Стивенсу не повезло – он никого не встретил, а общаясь в дальнейшем с Вельденом, никогда больше не возвращался к этому разговору, но он нашел там Мэри, случайно оказавшуюся на той же самой улице. Мэри сказала тогда, что ничего не знает о месте, в котором она очутилась. Увидев за подворотней старинный двор, она лишь из любопытства вошла. Стивенс обнаружил ее сидящей на краю фонтана, в центре двора, между древними каменными плитами которого пробивалась трава. С трех сторон ее окружали балюстрады балконов и старинные барельефы на стенах. Она тогда была удивлена, что он обратился к ней, как к иностранке – по-английски. Почему Мэри ему ни в чем не призналась? Дом этот, вероятно, был тем самым, где Мари Д'Обрэй жила в 1858 году. Затем семья скорее всего вынуждена была эмигрировать в Канаду, и Мэри, подталкиваемая любопытством, посетила места, где жила печально знаменитая бабушка. Ее собственная жизнь до того времени, по всей видимости, была очень тусклой, если судить по письмам, которые она получала время от времени от кузена Мэчина и тетушки Чоуз. Иногда Мэри рассказывала Стивенсу какую-нибудь семейную историю, но он никогда не придавал этим рассказам большого значения. Поразмыслив обо всем этом, Стивенс решил, что, пожалуй, в характере Мэри было довольно много странностей. Почему, например, она не могла выносить одного только вида самой обыкновенной воронки?
Стивенсу показалось, что Мари Д'Обрэй № 1 усмехается, глядя на него с фотокарточки. Почему бы не прочитать главу о ней?
Мистер Кросс, дав своему произведению степенное название, сразу же, казалось, постарался взять реванш в наименованиях глав. Правда, первое из них звучало не совсем удобоваримо: «Дело о неумершей любовнице».

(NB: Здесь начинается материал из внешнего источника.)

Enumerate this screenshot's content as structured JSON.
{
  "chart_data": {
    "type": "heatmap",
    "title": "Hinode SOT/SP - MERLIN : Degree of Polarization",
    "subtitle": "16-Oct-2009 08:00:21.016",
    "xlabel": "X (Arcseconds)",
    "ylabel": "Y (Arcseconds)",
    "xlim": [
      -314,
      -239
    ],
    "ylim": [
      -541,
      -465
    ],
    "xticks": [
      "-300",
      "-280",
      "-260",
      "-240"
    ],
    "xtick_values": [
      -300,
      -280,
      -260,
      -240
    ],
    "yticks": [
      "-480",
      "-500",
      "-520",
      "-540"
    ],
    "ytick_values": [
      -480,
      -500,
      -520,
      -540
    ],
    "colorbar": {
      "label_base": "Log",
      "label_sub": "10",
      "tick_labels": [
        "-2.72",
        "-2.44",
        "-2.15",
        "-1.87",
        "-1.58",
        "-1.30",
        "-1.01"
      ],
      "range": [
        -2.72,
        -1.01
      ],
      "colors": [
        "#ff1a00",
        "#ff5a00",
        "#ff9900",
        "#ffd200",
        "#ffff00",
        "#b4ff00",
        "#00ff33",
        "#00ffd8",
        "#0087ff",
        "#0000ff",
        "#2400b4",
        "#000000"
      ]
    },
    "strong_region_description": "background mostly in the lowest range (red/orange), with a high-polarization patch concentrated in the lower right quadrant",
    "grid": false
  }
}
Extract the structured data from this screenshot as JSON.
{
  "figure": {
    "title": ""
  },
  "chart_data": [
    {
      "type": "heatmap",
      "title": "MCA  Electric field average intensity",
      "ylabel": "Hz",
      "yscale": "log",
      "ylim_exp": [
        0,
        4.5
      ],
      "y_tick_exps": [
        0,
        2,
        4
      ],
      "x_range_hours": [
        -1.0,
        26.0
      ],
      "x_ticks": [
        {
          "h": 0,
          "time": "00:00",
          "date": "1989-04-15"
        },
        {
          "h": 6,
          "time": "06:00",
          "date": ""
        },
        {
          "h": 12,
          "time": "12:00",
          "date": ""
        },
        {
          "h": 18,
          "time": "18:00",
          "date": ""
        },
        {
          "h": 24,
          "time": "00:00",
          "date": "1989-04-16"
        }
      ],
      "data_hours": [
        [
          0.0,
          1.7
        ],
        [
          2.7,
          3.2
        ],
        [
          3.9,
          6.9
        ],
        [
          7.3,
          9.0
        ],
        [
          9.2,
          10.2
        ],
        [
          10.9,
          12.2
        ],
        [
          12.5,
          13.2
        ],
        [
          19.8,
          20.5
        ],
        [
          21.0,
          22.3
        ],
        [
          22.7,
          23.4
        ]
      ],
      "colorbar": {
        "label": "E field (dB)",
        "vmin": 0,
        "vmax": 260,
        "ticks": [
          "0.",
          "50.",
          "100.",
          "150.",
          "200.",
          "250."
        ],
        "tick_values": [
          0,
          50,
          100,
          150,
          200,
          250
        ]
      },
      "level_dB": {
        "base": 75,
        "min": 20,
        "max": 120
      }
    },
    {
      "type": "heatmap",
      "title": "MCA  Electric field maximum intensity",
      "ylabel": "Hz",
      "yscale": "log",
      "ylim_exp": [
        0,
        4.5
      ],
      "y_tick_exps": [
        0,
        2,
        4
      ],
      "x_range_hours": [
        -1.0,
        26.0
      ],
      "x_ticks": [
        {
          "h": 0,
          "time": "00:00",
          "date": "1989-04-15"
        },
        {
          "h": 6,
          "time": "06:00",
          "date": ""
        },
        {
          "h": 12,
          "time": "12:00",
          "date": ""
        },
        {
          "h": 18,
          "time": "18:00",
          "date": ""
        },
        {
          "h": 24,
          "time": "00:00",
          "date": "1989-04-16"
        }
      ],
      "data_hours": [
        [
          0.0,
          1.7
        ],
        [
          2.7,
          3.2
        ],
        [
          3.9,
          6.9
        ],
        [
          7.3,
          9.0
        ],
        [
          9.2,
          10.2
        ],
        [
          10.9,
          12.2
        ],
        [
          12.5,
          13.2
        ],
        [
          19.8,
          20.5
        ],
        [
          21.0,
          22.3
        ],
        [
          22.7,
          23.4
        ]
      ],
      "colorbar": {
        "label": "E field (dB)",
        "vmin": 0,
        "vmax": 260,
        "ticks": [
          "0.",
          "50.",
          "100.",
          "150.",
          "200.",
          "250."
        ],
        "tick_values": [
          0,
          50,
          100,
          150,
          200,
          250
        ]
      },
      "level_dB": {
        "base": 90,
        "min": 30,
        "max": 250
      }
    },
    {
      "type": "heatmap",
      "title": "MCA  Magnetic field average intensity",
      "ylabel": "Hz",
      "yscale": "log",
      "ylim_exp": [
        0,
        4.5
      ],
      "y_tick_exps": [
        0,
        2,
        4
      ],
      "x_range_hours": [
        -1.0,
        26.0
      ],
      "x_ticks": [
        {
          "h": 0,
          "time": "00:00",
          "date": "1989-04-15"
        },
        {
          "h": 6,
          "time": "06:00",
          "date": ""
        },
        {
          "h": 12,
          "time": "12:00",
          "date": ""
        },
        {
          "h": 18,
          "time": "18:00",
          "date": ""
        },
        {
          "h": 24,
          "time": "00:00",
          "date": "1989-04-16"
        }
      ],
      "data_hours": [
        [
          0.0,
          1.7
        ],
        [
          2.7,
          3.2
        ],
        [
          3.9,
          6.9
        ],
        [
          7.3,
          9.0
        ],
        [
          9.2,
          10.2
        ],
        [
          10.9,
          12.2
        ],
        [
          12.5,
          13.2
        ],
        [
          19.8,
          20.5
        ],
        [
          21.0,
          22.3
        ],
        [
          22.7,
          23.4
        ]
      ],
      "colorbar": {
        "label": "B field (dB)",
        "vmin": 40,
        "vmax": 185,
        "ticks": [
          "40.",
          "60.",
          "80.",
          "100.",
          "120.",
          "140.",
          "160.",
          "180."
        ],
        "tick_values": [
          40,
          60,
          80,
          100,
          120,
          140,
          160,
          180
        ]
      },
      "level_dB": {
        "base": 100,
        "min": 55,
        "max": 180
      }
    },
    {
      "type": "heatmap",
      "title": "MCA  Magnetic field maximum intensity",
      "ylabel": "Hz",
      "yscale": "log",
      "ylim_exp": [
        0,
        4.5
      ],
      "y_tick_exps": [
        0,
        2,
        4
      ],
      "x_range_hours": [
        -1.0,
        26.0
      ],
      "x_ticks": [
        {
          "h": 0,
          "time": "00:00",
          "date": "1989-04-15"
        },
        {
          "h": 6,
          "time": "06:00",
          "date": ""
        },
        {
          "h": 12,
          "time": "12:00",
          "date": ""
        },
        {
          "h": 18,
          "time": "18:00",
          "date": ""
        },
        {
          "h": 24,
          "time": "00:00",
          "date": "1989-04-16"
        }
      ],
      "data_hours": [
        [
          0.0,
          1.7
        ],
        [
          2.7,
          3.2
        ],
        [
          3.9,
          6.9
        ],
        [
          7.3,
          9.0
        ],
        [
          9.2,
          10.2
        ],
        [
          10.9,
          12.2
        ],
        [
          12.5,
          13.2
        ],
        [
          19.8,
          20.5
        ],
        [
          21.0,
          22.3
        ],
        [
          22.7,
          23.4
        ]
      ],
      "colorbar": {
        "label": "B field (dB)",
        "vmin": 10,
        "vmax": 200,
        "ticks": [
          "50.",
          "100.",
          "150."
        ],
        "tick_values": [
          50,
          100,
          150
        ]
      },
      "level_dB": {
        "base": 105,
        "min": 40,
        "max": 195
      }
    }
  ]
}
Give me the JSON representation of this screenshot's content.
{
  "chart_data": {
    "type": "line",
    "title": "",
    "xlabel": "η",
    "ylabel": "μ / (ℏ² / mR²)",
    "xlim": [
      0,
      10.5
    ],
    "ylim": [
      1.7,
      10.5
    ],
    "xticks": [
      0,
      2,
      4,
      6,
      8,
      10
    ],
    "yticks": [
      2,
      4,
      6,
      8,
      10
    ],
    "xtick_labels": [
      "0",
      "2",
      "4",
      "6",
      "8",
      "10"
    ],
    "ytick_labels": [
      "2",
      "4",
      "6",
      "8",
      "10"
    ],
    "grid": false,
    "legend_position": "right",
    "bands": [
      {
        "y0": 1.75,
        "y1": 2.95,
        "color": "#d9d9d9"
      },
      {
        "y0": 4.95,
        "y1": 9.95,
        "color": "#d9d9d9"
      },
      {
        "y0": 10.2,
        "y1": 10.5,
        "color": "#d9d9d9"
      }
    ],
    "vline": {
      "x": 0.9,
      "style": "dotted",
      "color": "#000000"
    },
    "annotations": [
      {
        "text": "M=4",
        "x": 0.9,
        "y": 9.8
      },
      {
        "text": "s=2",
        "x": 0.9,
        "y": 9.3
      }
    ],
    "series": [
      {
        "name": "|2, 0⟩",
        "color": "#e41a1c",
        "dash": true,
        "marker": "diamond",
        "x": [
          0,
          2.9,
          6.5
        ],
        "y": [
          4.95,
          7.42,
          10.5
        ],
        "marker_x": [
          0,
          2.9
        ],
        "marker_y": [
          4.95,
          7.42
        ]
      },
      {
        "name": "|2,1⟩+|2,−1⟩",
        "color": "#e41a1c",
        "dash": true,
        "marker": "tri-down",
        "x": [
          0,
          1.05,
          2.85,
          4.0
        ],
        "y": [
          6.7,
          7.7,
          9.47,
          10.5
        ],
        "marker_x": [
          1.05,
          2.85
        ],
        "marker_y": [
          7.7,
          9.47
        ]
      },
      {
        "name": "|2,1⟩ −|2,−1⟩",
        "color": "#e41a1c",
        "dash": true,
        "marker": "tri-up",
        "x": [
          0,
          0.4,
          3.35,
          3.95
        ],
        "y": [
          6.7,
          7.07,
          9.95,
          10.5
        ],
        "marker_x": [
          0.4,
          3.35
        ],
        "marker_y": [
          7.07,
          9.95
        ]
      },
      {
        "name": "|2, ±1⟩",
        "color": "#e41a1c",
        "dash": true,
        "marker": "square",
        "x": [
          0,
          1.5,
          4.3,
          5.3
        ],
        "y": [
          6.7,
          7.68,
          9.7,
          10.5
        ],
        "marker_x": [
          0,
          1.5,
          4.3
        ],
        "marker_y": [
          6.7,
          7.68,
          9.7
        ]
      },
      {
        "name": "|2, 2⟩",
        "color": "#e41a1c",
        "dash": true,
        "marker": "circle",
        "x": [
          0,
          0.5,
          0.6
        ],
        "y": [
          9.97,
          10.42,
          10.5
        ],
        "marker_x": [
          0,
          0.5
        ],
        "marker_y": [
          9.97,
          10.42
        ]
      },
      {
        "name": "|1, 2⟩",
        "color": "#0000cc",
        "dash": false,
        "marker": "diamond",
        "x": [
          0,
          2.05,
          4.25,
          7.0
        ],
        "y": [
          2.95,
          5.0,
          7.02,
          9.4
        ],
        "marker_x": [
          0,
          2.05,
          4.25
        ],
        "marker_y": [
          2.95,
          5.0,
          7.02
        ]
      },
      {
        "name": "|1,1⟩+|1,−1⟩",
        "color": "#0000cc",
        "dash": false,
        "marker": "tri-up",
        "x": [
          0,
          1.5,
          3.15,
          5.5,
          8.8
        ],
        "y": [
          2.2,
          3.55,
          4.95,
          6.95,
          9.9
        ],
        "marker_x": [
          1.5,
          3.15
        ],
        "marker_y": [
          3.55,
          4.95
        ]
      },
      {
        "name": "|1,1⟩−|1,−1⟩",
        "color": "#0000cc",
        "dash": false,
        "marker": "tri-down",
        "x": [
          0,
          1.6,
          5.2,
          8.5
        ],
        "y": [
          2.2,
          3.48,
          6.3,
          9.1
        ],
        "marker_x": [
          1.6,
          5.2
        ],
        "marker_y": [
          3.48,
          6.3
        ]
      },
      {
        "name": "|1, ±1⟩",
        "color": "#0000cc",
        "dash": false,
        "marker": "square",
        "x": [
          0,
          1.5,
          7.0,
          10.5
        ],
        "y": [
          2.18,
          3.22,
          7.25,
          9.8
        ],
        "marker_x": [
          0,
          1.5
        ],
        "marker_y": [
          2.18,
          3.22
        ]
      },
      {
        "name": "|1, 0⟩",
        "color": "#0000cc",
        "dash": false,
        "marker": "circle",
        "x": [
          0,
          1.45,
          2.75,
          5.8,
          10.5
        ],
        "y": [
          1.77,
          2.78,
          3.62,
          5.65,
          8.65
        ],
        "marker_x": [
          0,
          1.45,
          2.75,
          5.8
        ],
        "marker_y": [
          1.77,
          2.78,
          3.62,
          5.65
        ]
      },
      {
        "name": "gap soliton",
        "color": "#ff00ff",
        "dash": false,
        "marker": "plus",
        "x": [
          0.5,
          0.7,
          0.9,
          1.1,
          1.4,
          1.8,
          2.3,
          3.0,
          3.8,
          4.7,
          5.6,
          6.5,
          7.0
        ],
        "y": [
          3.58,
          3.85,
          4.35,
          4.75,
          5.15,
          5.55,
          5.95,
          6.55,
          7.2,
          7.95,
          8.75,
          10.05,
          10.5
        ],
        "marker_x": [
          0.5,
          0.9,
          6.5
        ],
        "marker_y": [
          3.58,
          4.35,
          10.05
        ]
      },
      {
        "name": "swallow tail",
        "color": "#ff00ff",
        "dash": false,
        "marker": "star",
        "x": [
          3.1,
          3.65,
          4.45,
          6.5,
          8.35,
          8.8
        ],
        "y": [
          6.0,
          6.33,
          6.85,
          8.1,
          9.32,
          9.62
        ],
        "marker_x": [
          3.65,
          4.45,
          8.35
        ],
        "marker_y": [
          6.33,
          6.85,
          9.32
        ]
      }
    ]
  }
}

«Мышьяк, – начинает Кросс одно из своих характерных неожиданных рассуждений, – был прозван ядом глупцов. Но вряд ли можно было найти определение более неподходящее, чем это!» – Таково мнение мистера Генри Т. Ф. Родса, главного редактора «Кемикл Пректишнэр», разделяемое, кстати, доктором Эдмоном Локаром, директором полицейской лаборатории в Лионе. Мистер Родс продолжает: «Мышьяк – это не яд глупцов, и неверно считать, что его популярность вызвана отсутствием у преступников воображения. Отравитель редко бывает глуп или лишен фантазии, как раз наоборот. И если мышьяк еще так часто используется, так это потому, что он остается наиболее надежным ядом. С одной стороны, медику трудно диагностировать отравление мышьяком, если у него нет причин этого подозревать. К тому же, если яд дается в искусно определенных дозах, он провоцирует симптомы, схожие с симптомами гастроэнтерита…».